Phoebe ist doch kein Kuiper-Gürtel-Objekt
Am 11. Juni passierte die Raumsonde Cassini den 214 km großen Saturnmond Phoebe im Abstand von rund 2000 km. Die Fernerkundungsinstrumente an Bord der Raumsonde haben spektakuläre Bilder und zahlreiche Informationen über den Saturnmond zur Erde gesandt. Aufgrund dieser Daten haben die Medien und auch einige Wissenschafter die Vermutung geäußert, Phoebe wäre ein eingefangenes Kuiper-Gürtel-Objekt (KBO).

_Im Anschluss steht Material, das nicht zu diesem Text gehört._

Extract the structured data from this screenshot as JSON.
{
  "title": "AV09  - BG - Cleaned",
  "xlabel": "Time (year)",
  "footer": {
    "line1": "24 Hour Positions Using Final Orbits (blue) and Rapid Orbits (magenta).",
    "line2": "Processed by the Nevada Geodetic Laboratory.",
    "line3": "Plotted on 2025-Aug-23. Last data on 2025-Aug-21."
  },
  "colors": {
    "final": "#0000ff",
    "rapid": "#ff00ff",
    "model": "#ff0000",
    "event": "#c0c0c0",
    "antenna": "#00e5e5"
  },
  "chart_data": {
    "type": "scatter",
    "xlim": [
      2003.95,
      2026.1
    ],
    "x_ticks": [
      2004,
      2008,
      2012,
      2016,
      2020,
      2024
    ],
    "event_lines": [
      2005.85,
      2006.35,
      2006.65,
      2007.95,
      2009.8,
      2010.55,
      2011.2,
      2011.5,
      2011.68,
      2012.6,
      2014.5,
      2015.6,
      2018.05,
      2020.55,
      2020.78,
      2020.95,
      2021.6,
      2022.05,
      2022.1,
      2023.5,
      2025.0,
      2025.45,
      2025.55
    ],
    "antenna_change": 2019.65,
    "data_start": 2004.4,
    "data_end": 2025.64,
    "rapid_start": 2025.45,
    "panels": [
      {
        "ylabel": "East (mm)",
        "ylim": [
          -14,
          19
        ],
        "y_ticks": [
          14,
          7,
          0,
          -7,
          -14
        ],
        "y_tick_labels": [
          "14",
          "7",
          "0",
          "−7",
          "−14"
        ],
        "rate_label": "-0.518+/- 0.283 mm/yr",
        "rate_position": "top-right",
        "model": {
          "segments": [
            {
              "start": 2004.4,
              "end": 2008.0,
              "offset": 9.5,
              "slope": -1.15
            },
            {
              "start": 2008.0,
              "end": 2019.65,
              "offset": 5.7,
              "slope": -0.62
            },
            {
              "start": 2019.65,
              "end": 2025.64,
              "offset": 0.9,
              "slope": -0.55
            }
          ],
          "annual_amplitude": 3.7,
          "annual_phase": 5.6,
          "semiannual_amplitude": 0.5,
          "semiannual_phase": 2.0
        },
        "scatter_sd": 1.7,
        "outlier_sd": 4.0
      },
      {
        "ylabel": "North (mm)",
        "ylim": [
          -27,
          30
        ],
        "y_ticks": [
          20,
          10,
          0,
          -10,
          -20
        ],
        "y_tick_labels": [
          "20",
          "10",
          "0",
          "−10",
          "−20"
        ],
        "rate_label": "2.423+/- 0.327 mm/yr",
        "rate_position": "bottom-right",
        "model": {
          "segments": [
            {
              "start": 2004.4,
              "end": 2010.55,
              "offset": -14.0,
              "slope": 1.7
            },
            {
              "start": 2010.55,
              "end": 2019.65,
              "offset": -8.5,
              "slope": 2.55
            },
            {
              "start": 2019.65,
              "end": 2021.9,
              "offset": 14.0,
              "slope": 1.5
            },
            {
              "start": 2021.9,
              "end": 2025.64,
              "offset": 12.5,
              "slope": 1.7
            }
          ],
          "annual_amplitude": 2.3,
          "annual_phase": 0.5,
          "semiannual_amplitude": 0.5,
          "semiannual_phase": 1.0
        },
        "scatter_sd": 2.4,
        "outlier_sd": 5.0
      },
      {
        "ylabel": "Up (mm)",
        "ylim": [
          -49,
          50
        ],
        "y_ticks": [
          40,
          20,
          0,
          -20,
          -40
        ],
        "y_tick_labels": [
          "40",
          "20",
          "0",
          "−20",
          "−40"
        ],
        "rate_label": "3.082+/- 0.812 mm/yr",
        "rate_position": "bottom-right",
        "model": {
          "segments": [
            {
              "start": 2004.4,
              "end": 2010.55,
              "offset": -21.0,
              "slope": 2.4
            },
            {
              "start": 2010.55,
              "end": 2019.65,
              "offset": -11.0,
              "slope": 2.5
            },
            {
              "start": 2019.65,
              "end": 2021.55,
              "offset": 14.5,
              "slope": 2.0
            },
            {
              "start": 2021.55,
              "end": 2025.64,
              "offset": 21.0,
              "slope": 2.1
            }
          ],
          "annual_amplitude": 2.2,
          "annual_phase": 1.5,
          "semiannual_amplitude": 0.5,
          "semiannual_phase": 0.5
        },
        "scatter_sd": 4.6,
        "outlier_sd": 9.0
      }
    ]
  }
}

Dazu hat jetzt David Jewitt - der Fachmann für KBO`s - auf der Kuiper-Belt-Homepage Stellung genommen. Seiner Meinung nach ist mit an Sicherheit grenzender Wahrscheinlichkeit Phoebe kein KBO. Folgende Überlegungen haben Jewitt zu dieser Annahme geführt.
- Obwohl sich sowohl Phoebe als auch die Objekte des Kuiper-Gürtels "weit draußen" befinden, sind sie unglaublich weit voneinander entfernt. Phoebe ist 10 AE von der Sonne weg und der Kuiper-Gürtel befindet sich größtenteils 30 und 50 AE von der Sonne entfernt ist. Es ist viel wahrscheinlicher, dass Phoebe aus einer ursprünglich saturnnahen Umlaufbahn von dem Planeten eingefangen worden ist.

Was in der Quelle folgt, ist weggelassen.